Yukarıda ifade edildiği gibi birçok katılımcının bu konudan yakındığı tespit edilmiştir. Katılımcıların çoğunluğu, Konya’ya göç ettiklerinde yerli halkın kendilerinden çok şey öğrenmeye ihtiyaçları olduğunu belirterek yerli halkın tuvalet kültürünün bile olmadığını ifade etmiştir. Bununla birlikte Konya’ya medeniyeti kendilerinin getirdiklerini söylemişlerdir.

Bir katılımcı ise farklı bir açıdan yaklaşarak şunları söylemektedir:

‘Muhacirler Konya halkı için şu ifadeyi kullanırlardı: Bunlara vatan mı emanet edilir? Ne işgal ne de düşman görmüş bir halk! (G12)’

Yukarıdaki ifadelerden farklı olarak ise başka köyden bir katılımcı ise düşüncelerini şu şekilde dile getirmiştir.

‘1950-51 yıllarında Konya’ya göç eden Balkan muhacirlerine yerliler çok baskı yapmış. Hep anlatırlar. Konya’dan gitmelerini çok istemişler. Muhacirlere İskân politikası ile verilen kerpiç evler, bazı yerliler tarafından çatıları hep yıkılmıştır. Oysa herkes bilmelidir ki, Balkanlara ilk göç Konya-Karaman bölgesinden gitmişler. Yani aslında bu insanlar muhacir değiller. Ama kime nasıl anlatacaksın …? (G15)’

Bir diğer katılımcı ise, yerli halk ile ilgili şu ifadeleri kullanmaktır:

‘1989’da Konya’ya gelenler, halk tarafından kabul görmedi. Dini motifler adı altında bu muhacirler geri gönderildi. Aklım almıyor. Şunu belirtmekte fayda vardır: Bana göre 89 göçü Konya halkı ile Balkan muhacirlerinin arasında bir perde

oluşturdu. Şunu unutmayın ve herkese anlatmaya çalışın. Belki bu dediklerim eski bağları geri getirebilir ve tekrardan güçlenmesine vesile olur. Eğer 1950’lerde Balkanlardan Nüvvab hocaları gelmeseydi, Anadolu’da İslam inşası nasıl gerçekleşecekti? Tamam belki gerçekleşebilirdi ancak bu hocaların katkısı neden inkâr edilir? Ya da bu gerçek neden halk tarafından bilinmez? (G17)’
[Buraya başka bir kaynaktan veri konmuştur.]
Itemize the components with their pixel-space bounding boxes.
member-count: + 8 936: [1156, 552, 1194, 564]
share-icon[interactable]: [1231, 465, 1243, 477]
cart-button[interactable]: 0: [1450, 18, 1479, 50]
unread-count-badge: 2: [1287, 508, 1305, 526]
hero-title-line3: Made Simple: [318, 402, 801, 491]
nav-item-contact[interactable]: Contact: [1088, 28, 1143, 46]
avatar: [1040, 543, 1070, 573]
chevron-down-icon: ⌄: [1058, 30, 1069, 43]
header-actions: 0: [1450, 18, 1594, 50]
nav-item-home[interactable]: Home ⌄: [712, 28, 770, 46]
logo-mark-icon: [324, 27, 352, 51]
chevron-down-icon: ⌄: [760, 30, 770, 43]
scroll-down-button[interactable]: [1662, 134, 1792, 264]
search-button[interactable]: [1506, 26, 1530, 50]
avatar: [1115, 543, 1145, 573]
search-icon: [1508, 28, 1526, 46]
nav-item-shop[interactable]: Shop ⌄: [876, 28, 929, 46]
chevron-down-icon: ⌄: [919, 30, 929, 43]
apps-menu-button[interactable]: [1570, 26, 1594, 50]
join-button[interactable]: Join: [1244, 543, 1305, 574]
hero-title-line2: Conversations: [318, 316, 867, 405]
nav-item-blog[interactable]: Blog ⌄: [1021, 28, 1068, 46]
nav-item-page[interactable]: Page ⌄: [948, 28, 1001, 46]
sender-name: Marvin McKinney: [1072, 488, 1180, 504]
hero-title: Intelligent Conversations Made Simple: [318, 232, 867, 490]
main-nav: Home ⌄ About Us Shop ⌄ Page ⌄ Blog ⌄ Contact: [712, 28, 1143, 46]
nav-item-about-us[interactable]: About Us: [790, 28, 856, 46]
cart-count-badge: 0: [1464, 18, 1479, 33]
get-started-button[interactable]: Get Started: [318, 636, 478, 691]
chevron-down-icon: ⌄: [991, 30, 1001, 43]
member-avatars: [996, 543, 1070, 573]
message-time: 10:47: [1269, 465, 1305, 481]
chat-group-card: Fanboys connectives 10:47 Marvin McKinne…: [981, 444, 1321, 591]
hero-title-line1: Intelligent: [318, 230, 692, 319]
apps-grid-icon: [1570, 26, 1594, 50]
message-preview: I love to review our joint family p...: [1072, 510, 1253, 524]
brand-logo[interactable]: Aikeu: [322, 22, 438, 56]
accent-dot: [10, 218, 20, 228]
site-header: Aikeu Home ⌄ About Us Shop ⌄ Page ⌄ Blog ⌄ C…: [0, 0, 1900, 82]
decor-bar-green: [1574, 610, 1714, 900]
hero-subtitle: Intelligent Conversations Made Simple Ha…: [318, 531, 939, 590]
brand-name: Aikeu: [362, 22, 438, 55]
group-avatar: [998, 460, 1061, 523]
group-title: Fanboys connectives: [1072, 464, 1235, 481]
Diğer görüşmecilerden farklı olarak bu katılımcı, yukarıda ifade ettiği gibi muhacirlerin Konya’yı tercih etmesindeki en önemli etkenin, dini nedenlere dayandığını ifade etmiştir. İlaveten, Anadolu’da Bulgaristan’dan gelen Nüvvab hocaları sayesinde İslam dininin inşa süresinin gerçekleştiğini ifade eden katılımcı, bu hocaların varlığının bilinmemesinden yakındığı gözlenmiştir. Ayıca, 1989 göçüyle Bulgaristan’dan Konya’ya yerleşen muhacirlerin yerli halk tarafından kabul edilmediğini ifade etmiştir.

Bu ülkede tarihsel süreç içerisine görece büyük çoğunluğun muhacir olduğu ifade eden bir katılımcı ise,

‘Bana Konya’nın kökünü versen kabul etmem. Bu halk bizi kabul etmedi ama yüzbinlerce Suriyeliyi kabul etti. Onlar savaştan kaçtı. Bizi o topraklara Osmanlı gönderdi, Osmanlı çağırdı. Biz her zaman için Osmanlının kutsalı olduk. Planlar hep Balkanlar ve bizler üzerine kuruldu. Eğer biz orada olmasaydık, Avrupa çok daha önce saldırmayacak mıydı Osmanlı Devleti’ne? Bence bu memleket muhacirliğin zenginliğini iyi kullanamadı. O yüzden bu memlekette kimse kimseyi muhacir diye dışlamasın. Bu ülke de kim muhacir değil ki? Bu yüzden yerli halk ile aramda her zaman mesafe olacak. (G9)’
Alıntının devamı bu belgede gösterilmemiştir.